Sometimes stability is too precious a feature to live without, but one particular property of `vector`s, element contiguity,
makes it impossible to add stability to this container. So, provided we sacrifice element contiguity, how much
can a stable design approach the behavior of `vector` (random access iterators, amortized constant time end
insertion/deletion, minimal memory overhead, etc.)?
The following image describes the layout of a possible data structure upon which to base the design of a stable vector:

[$../../libs/container/doc/html/images/stable_vector.png  [width 50%] [align center] ]

Each element is stored in its own separate node. All the nodes are referenced from a contiguous array of pointers, but
also every node contains an "up" pointer referring back to the associated array cell. This up pointer is the key element
to implementing stability and random accessibility:

Iterators point to the nodes rather than to the pointer array. This ensures stability, as it is only the pointer array
that needs to be shifted or relocated upon insertion or deletion. Random access operations can be implemented by using
the pointer array as a convenient intermediate zone. For instance, if the iterator it holds a node pointer `it.p` and we
want to advance it by n positions, we simply do:

[c++]

   it.p = *(it.p->up+n);

That is, we go "up" to the pointer array, add n there and then go "down" to the resulting node.

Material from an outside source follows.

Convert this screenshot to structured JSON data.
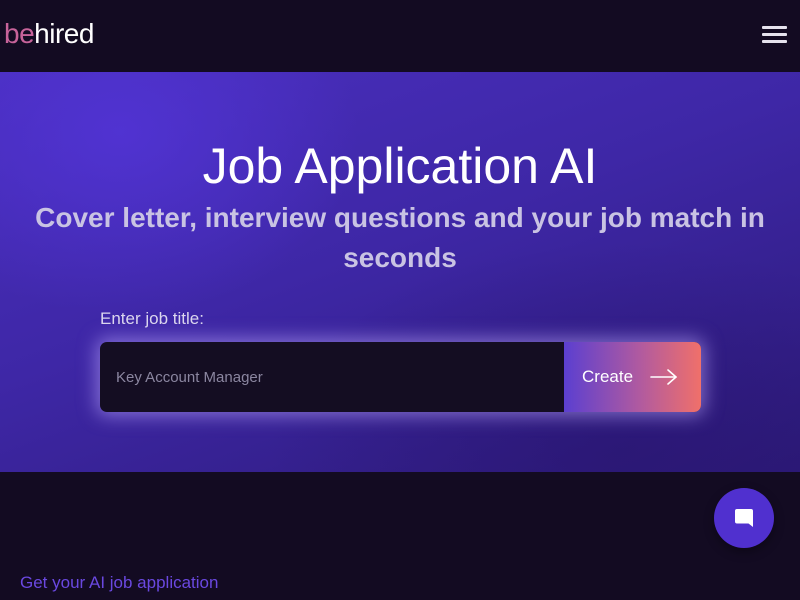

[*General properties]. `stable_vector` satisfies all the requirements of a container, a reversible container and a sequence
and provides all the optional operations present in vector. Like vector, iterators are random access. `stable_vector`
does not provide element contiguity; in exchange for this absence, the container is stable, i.e. references and iterators
to an element of a `stable_vector` remain valid as long as the element is not erased, and an iterator that has been
assigned the return value of end() always remain valid until the destruction of the associated `stable_vector`.

[*Operation complexity]. The big-O complexities of `stable_vector` operations match exactly those of vector. In general,
insertion/deletion is constant time at the end of the sequence and linear elsewhere. Unlike vector, `stable_vector`
does not internally perform any value_type destruction, copy/move construction/assignment operations other than those exactly
corresponding to the insertion of new elements or deletion of stored elements, which can sometimes compensate in terms of
performance for the extra burden of doing more pointer manipulation and an additional allocation per element.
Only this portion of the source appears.